Wenn die Welt ein Dorf ist, so ist Deutschland ein Ortsteil dieses Dorfes. Wer diesen Band liest, erfährt, wie die Verbindungen zu den anderen Vierteln des global village entstanden sind und wie sie sich heute gestalten. Wir lernen, dass die ersten Kontakte Jahrhunderttausende zurückreichen, als die Besiedlung unserer Regionen in Europa begann. Von Anfang an waren die Beziehungen vielfältig und differenziert - denkt man etwa an das wechselvolle Verhältnis von Römern und Germanen, an die Gesandtschaft Karls des Großen an den Kalifenhof des Hârûn al-Rašid oder an die Gründung einer Universität in Prag, als ein neues Bildungsmodell die Alpen überquerte. Es wird deutlich, welche materiellen und geistigen Möglichkeiten sich mit der Öffnung zur Welt verbanden, wenn wir die Handelsimperien der Fugger und Welser in den Blick nehmen oder uns die Geburt Deutschlands aus dem Geist des Humanismus bzw. die Inspiration Dürers durch seine Reise nach Venedig vor Augen führen.
Doch nicht nur Segnungen durch Kunst und Kultur gingen mit der zunehmenden Vernetzung Deutschlands und der Welt einher, für die etwa Maria Sibylla Merians Expedition nach Surinam, Mozarts Reisen und Winckelmanns Wirken in Rom stehen mögen, sondern auch die niederschmetternden Erfahrungen von Krieg, Gewalt und Barbarei: der Dreißigjährige Krieg, der deutsche Kolonialismus in Afrika und die unauslöschliche Schande des Holocaust. Darüber hinaus wurde im 20. und 21. Jahrhundert die immer enger werdende Verbindung Deutschlands und der Welt durch gewaltige Wirtschaftskrisen, weltweit vernetzten Terrorismus, die Folgen des Klimawandels, aber auch durch Grenzen überwindende, begeisternde Sportereignisse.

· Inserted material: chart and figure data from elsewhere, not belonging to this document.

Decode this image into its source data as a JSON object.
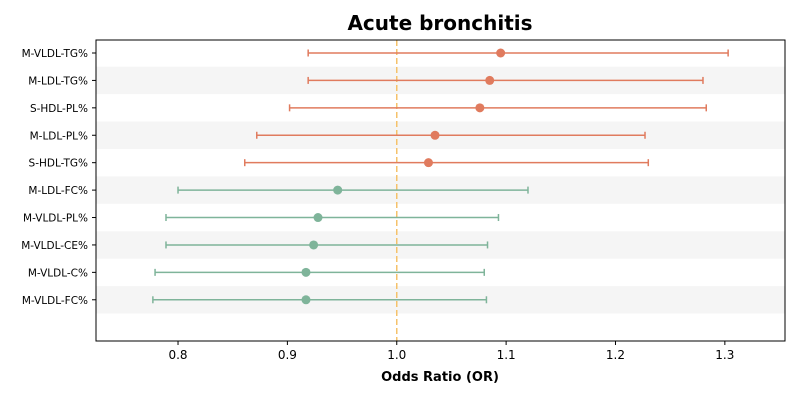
{
  "chart_data": {
    "type": "forest",
    "title": "Acute bronchitis",
    "xlabel": "Odds Ratio (OR)",
    "ylabel": "",
    "xlim": [
      0.725,
      1.355
    ],
    "xticks": [
      0.8,
      0.9,
      1.0,
      1.1,
      1.2,
      1.3
    ],
    "xtick_labels": [
      "0.8",
      "0.9",
      "1.0",
      "1.1",
      "1.2",
      "1.3"
    ],
    "reference_line": 1.0,
    "grid": false,
    "categories": [
      "M-VLDL-TG%",
      "M-LDL-TG%",
      "S-HDL-PL%",
      "M-LDL-PL%",
      "S-HDL-TG%",
      "M-LDL-FC%",
      "M-VLDL-PL%",
      "M-VLDL-CE%",
      "M-VLDL-C%",
      "M-VLDL-FC%"
    ],
    "points": [
      {
        "label": "M-VLDL-TG%",
        "or": 1.095,
        "lower": 0.919,
        "upper": 1.303,
        "color": "#e07b5e"
      },
      {
        "label": "M-LDL-TG%",
        "or": 1.085,
        "lower": 0.919,
        "upper": 1.28,
        "color": "#e07b5e"
      },
      {
        "label": "S-HDL-PL%",
        "or": 1.076,
        "lower": 0.902,
        "upper": 1.283,
        "color": "#e07b5e"
      },
      {
        "label": "M-LDL-PL%",
        "or": 1.035,
        "lower": 0.872,
        "upper": 1.227,
        "color": "#e07b5e"
      },
      {
        "label": "S-HDL-TG%",
        "or": 1.029,
        "lower": 0.861,
        "upper": 1.23,
        "color": "#e07b5e"
      },
      {
        "label": "M-LDL-FC%",
        "or": 0.946,
        "lower": 0.8,
        "upper": 1.12,
        "color": "#7fb49a"
      },
      {
        "label": "M-VLDL-PL%",
        "or": 0.928,
        "lower": 0.789,
        "upper": 1.093,
        "color": "#7fb49a"
      },
      {
        "label": "M-VLDL-CE%",
        "or": 0.924,
        "lower": 0.789,
        "upper": 1.083,
        "color": "#7fb49a"
      },
      {
        "label": "M-VLDL-C%",
        "or": 0.917,
        "lower": 0.779,
        "upper": 1.08,
        "color": "#7fb49a"
      },
      {
        "label": "M-VLDL-FC%",
        "or": 0.917,
        "lower": 0.777,
        "upper": 1.082,
        "color": "#7fb49a"
      }
    ],
    "colors": {
      "risk": "#e07b5e",
      "protective": "#7fb49a",
      "reference": "#f5c26b",
      "stripe": "#f5f5f5"
    }
  }
}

Rezensionsnotiz zu Neue Zürcher Zeitung, 25.02.2021

Rezensent Cord Aschenbrenner empfiehlt die von dem Frankfurter Historiker Andreas Fahrmeir herausgegebene knapp tausendseitige Globalgeschichte der Deutschen mit leisen Einschränkungen. In 177 so farbigen wie kenntnisreichen Texten à vier Seiten braust der Kritiker vom Jahr 797, als der Frankenkönig Karl den Kalifen Harun a-Raschid bat, ihm einen Elefanten zu senden, über das frühe 19. Jahrhundert, als Goethe auf dem englischen Buchmarkt eingeführt wurde, bis in Jahr 1964, als in Mexiko der erste VW-Käfer gebaut wurde. Die hier versammelten Artikel bieten viel Gelegenheit zum "Schmökern", versichert der Kritiker. Ein paar allzu oft gelesene oder "alberne" Einträge verzeiht er gern - denn viel zu viel Neues und Wissenswertes steckt in diesem Buch, schließt er.

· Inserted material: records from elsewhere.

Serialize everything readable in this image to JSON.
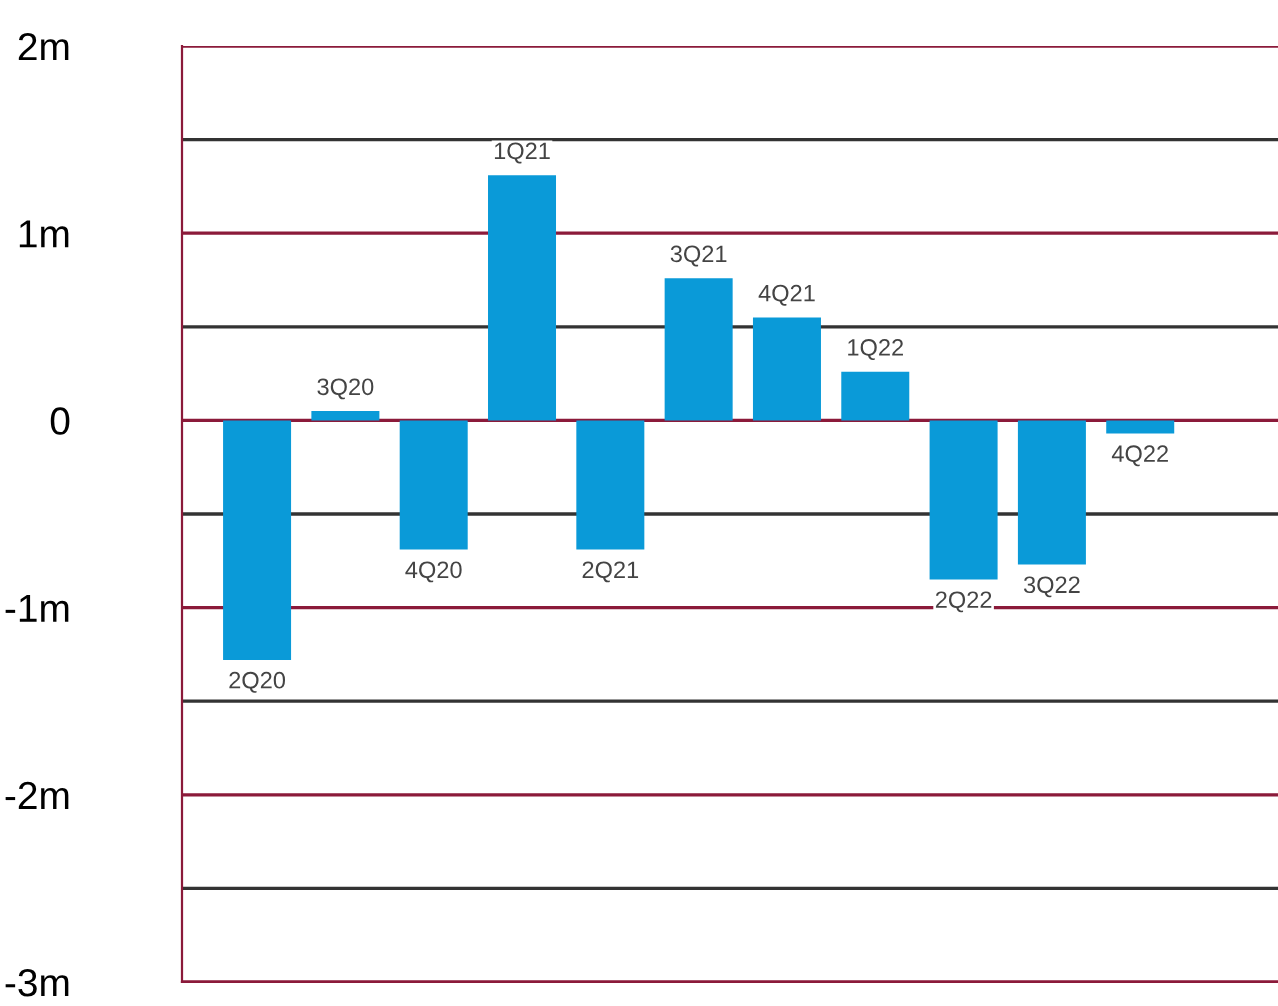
{
  "chart_data": {
    "type": "bar",
    "categories": [
      "2Q20",
      "3Q20",
      "4Q20",
      "1Q21",
      "2Q21",
      "3Q21",
      "4Q21",
      "1Q22",
      "2Q22",
      "3Q22",
      "4Q22"
    ],
    "values": [
      -1.28,
      0.05,
      -0.69,
      1.31,
      -0.69,
      0.76,
      0.55,
      0.26,
      -0.85,
      -0.77,
      -0.07
    ],
    "color": "#0a9ad8",
    "ylim": [
      -3,
      2
    ],
    "yticks": [
      {
        "value": -3,
        "label": "-3m"
      },
      {
        "value": -2.5,
        "label": null
      },
      {
        "value": -2,
        "label": "-2m"
      },
      {
        "value": -1.5,
        "label": null
      },
      {
        "value": -1,
        "label": "-1m"
      },
      {
        "value": -0.5,
        "label": null
      },
      0,
      {
        "value": 0.5,
        "label": null
      },
      {
        "value": 1,
        "label": "1m"
      },
      {
        "value": 1.5,
        "label": null
      },
      {
        "value": 2,
        "label": "2m"
      }
    ],
    "grid": "y",
    "tick_labels": "y"
  }
}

Rezensionsnotiz zu Frankfurter Allgemeine Zeitung, 21.11.2020

Nach dem Vorbild der 2017 erschienenen "Histoire mondiale de la France" will Andreas Fahrmeir nun auch eine Globalgeschichte Deutschlands erzählen, erklärt Rezensent Jakob Vogel und urteilt: Auch wenn nicht alle Beiträge den Anspruch auf Loslösung von der "traditionell nationalen Perspektive" erfüllen, lohnt sich die Lektüre. Denn wo einige Autoren scheitern, brillieren dafür andere. Margit Szöllösi-Janze etwa beschreibt in ihrem Essay die Entwicklung des Haber-Bosch-Verfahrens zur Ammoniaksynthese eben nicht als deutsche Errungenschaft, sondern aus einem Netz aus internationalen Beziehungen zwischen Deutschland, Chile, Großbritannien und den USA. Während viele Beiträge sich um Präzision und Differenziertheit bemühen, lassen die Einführungen zu einigen der chronologisch geordneten Abschnitte genau daran zu wünschen übrig, findet der Rezensent. Sieht man darüber hinweg, bietet dieser Band jedoch viele neue und ungewohnte Perspektiven auf bekannte Momente der deutschen Nationalgeschichte.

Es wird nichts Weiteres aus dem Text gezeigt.